Speed Management Research

Managing the speed vehicles travel on our roads is one of the most important factors in ensuring safety for all road users.

This briefing broadly explains how speed limits are set, why speed cameras are used, their effect, community attitudes to speed cameras, community education and “fixing” the roads.

Speeding is a significant contributor to road trauma and was a contributing factor in 25 per cent of fatal crashes in 2017. One highly effective way to reduce the incidence of speeding is through enforcement.

Fixed and mobile safety cameras operate in South Australia to discourage speeding and red light running behaviour. The belief you will get caught and fined is usually sufficient to deter people from speeding.

Recent evidence supports that this is the case for a majority of South Australians, with most of the driving population never receiving a fine or speeding infringement notice.

Summary and extracts of research data

Evidence-based research consistently demonstrates that safety cameras have a positive effect in improving driver behaviour.

a) Speed cameras for the prevention of road traffic injuries and deaths. Do speed cameras reduce road traffic crashes, injuries and deaths? The Cochrane Library.

The Cochrane Library (ISSN 1465-1858) is a collection of six databases that contain different types of high-quality, independent evidence to inform healthcare decision-making, and a seventh database that provides information about Cochrane groups.


To evaluate the effectiveness of speed cameras, the authors examined all eligible studies, that is, studies that met pre-set standard criteria. We analysed the effect of speed cameras on speeding, road traffic crashes, injuries and deaths by comparing what was happening in road areas before the introduction of speed cameras and after their introduction, and also by analysing what was happening in comparable road areas where no speed cameras were introduced during the study period.

The authors accepted a total of 35 studies for review which met the pre-set criteria. All studies reporting speed outcomes reported a reduction in average speeds post intervention with speed cameras. Speed was also reported as either reductions in the percentage of speeding vehicles (drivers), as percentage speeding reductions over various speed limits, or as reductions in percentages of top end speeders.
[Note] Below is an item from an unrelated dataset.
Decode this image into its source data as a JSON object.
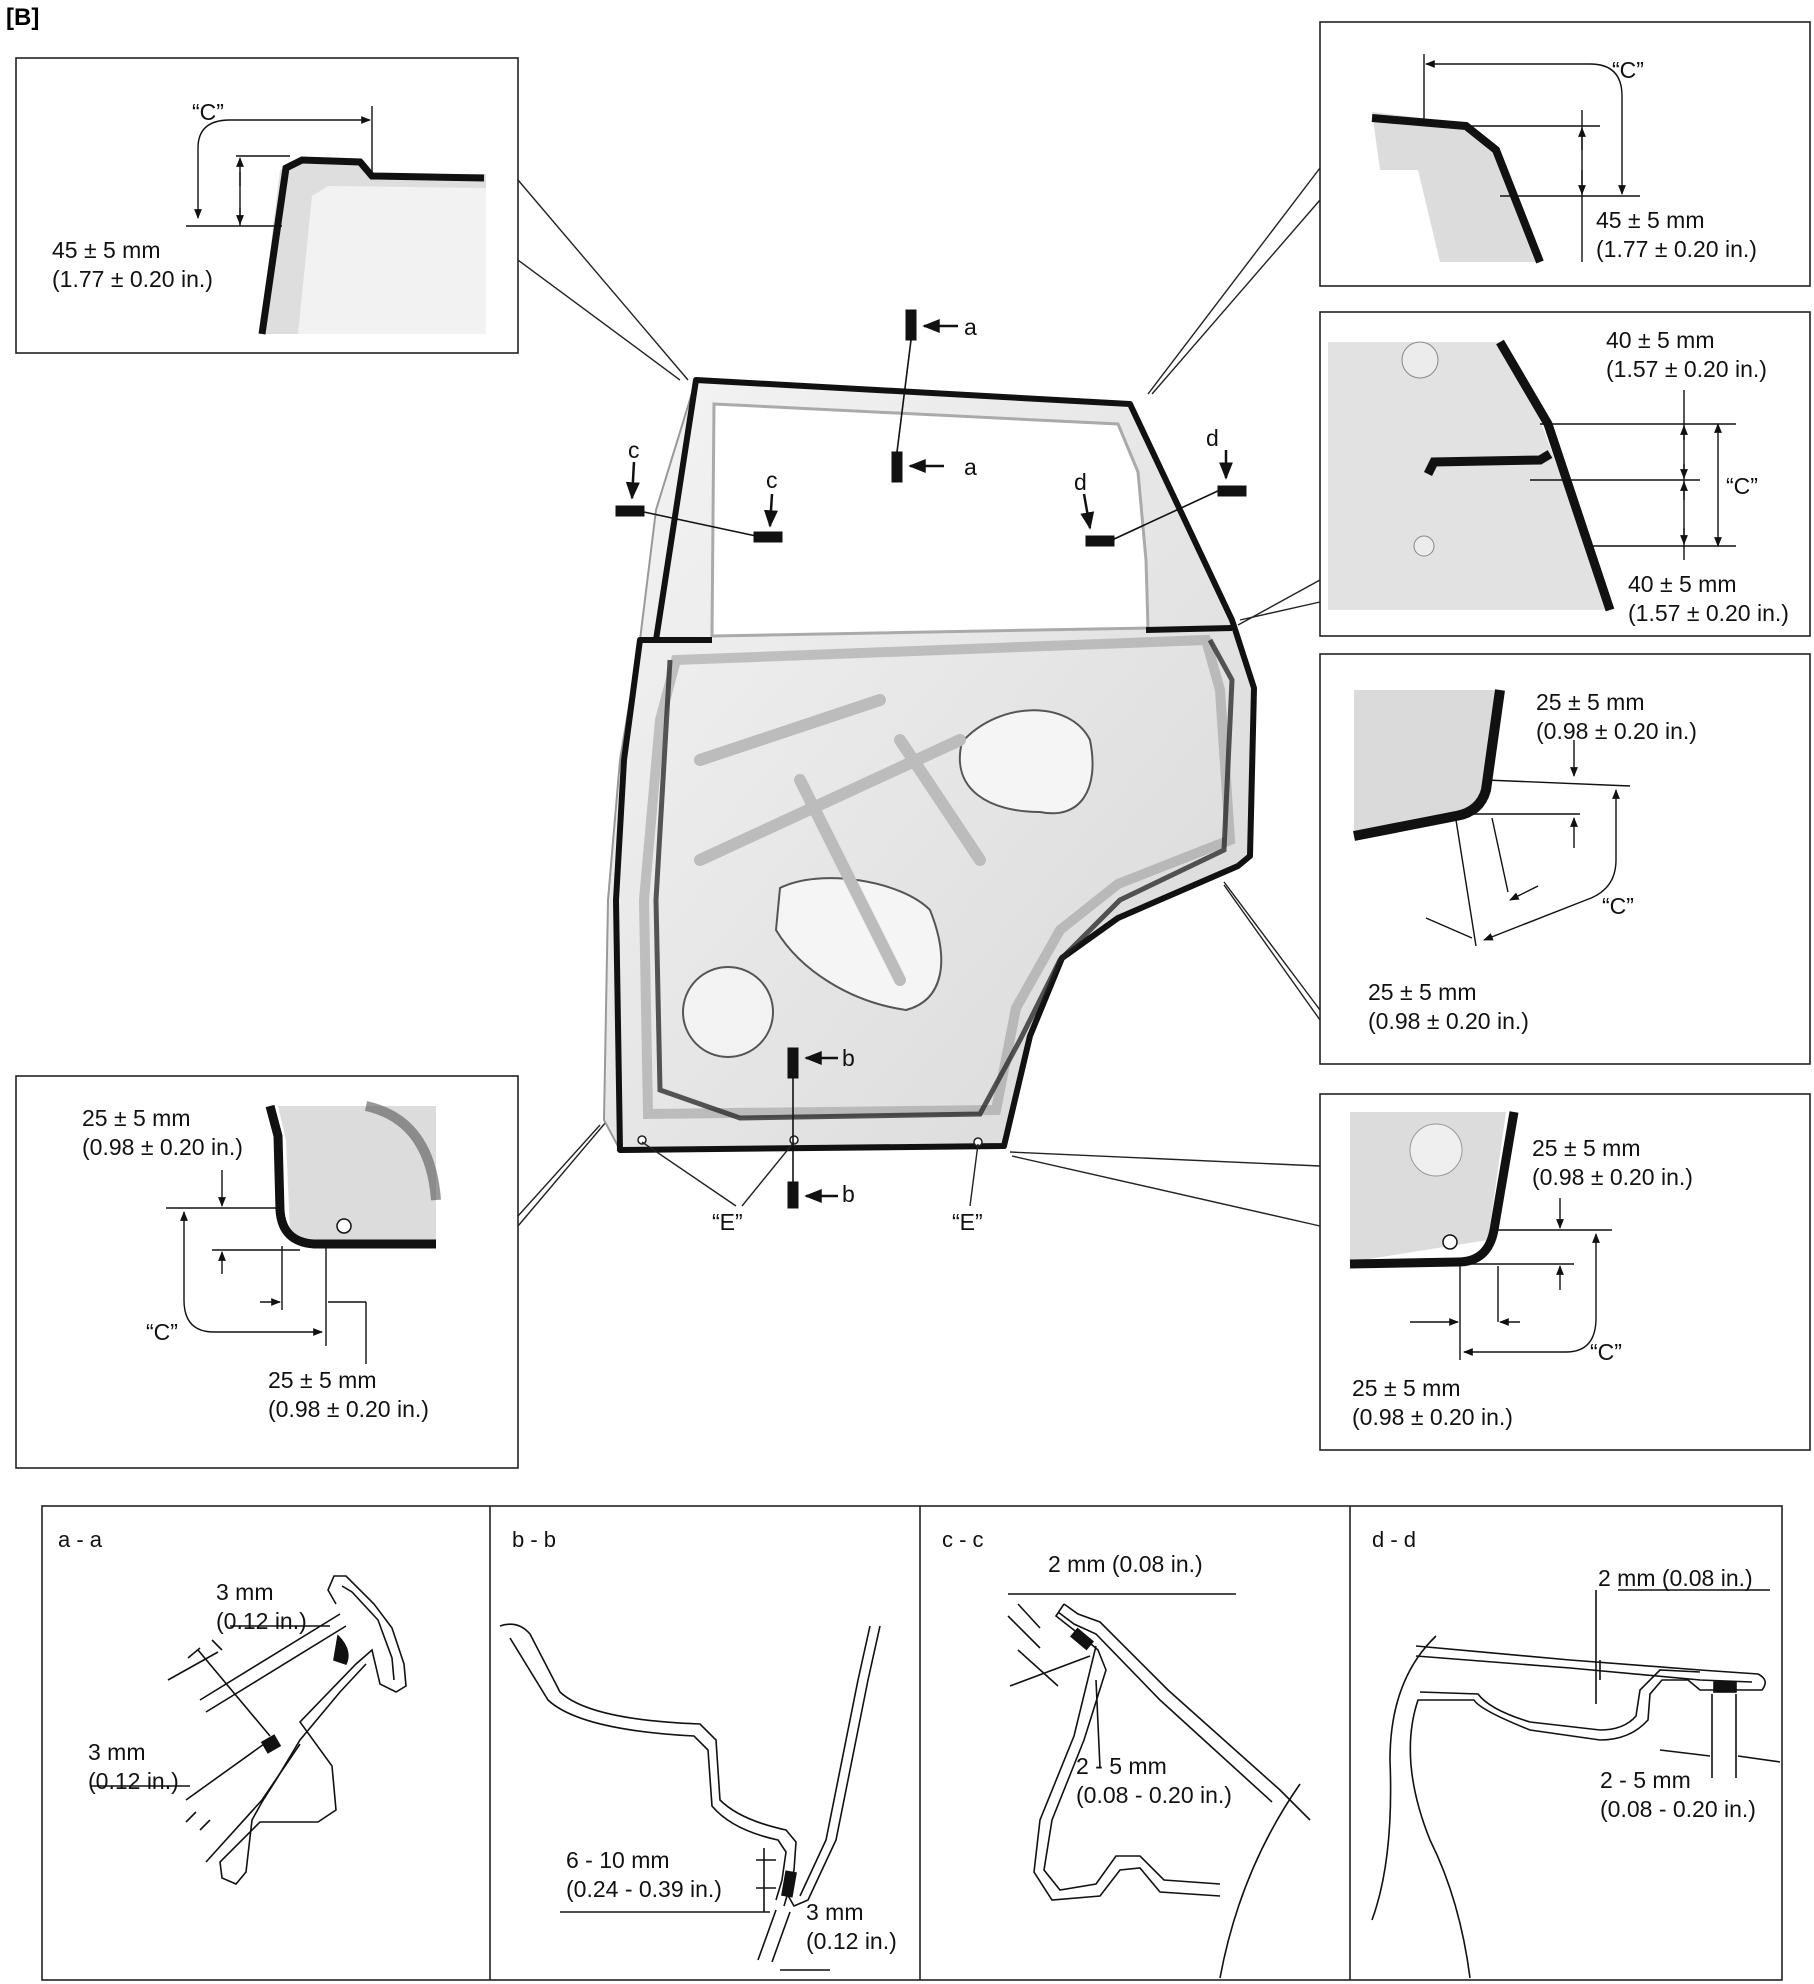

A reduction in the proportion of speeding vehicles (drivers) over the accepted posted speed limit, ranged from 8% to 70% with most countries reporting reductions in the 10 to 35% range.

Twenty eight studies measured the effect on crashes. All 28 studies found a lower number of crashes in the speed camera areas after implementation of the program. In the vicinity of camera

sites, the reductions ranged from 8% to 49% for all crashes, with reductions for most studies in the 14% to 25% range.

For injury crashes the decrease ranged between 8% and 50% and for crashes resulting in fatalities or serious injuries the reductions were in the range of 11% to 44%. Effects over wider areas showed reductions for all crashes ranging from 9% to 35%, with most studies reporting reductions in the 11% to to 27% range.

For crashes resulting in death or serious injury, reductions ranged from 17% to 58%, with most studies reporting this result in the 30% to 40% reduction range. The studies of longer duration showed that these positive trends were either maintained or improved with time.

The consistency of reported positive reductions in speed and crash results across all studies show that speed cameras are a worthwhile intervention for reducing the number of road traffic injuries and deaths.

b) Evaluation of the Fixed Digital Speed Camera Program in NSW by ARRB Group Project Team for Roads & Traffic Authority, NSW


Selection of sites for fixed digital speed camera use in New South Wales

A set of criteria was developed by the RTA, in consultation with NSW Police and NRMA Motoring and Services, for selection of fixed digital speed camera sites (the camera length). The criteria assess crash rates and vehicle speeds over a length of road of between one and 3.3 kilometres (the camera length or black length) where the camera is intended to reduce speeding and crashes.

The crash analysis involves a review of the rates of crashes occurring over a length of road relative to the traffic volume, the severity of the crashes and the travel speed of the prevailing traffic. The crashes are compared with predetermined rates for three road type categories: rural, urban and freeway/motorway.

Report Conclusions:

This evaluation has shown that after the installation of 28 fixed digital speed cameras across various sites in New South Wales, significant reductions were achieved in vehicle speeds, speeding rates and crashes. Statistical analysis of speed and crash data has shown that significant reductions in speed parameters and crash numbers are attributable to the presence of the fixed digital speed cameras.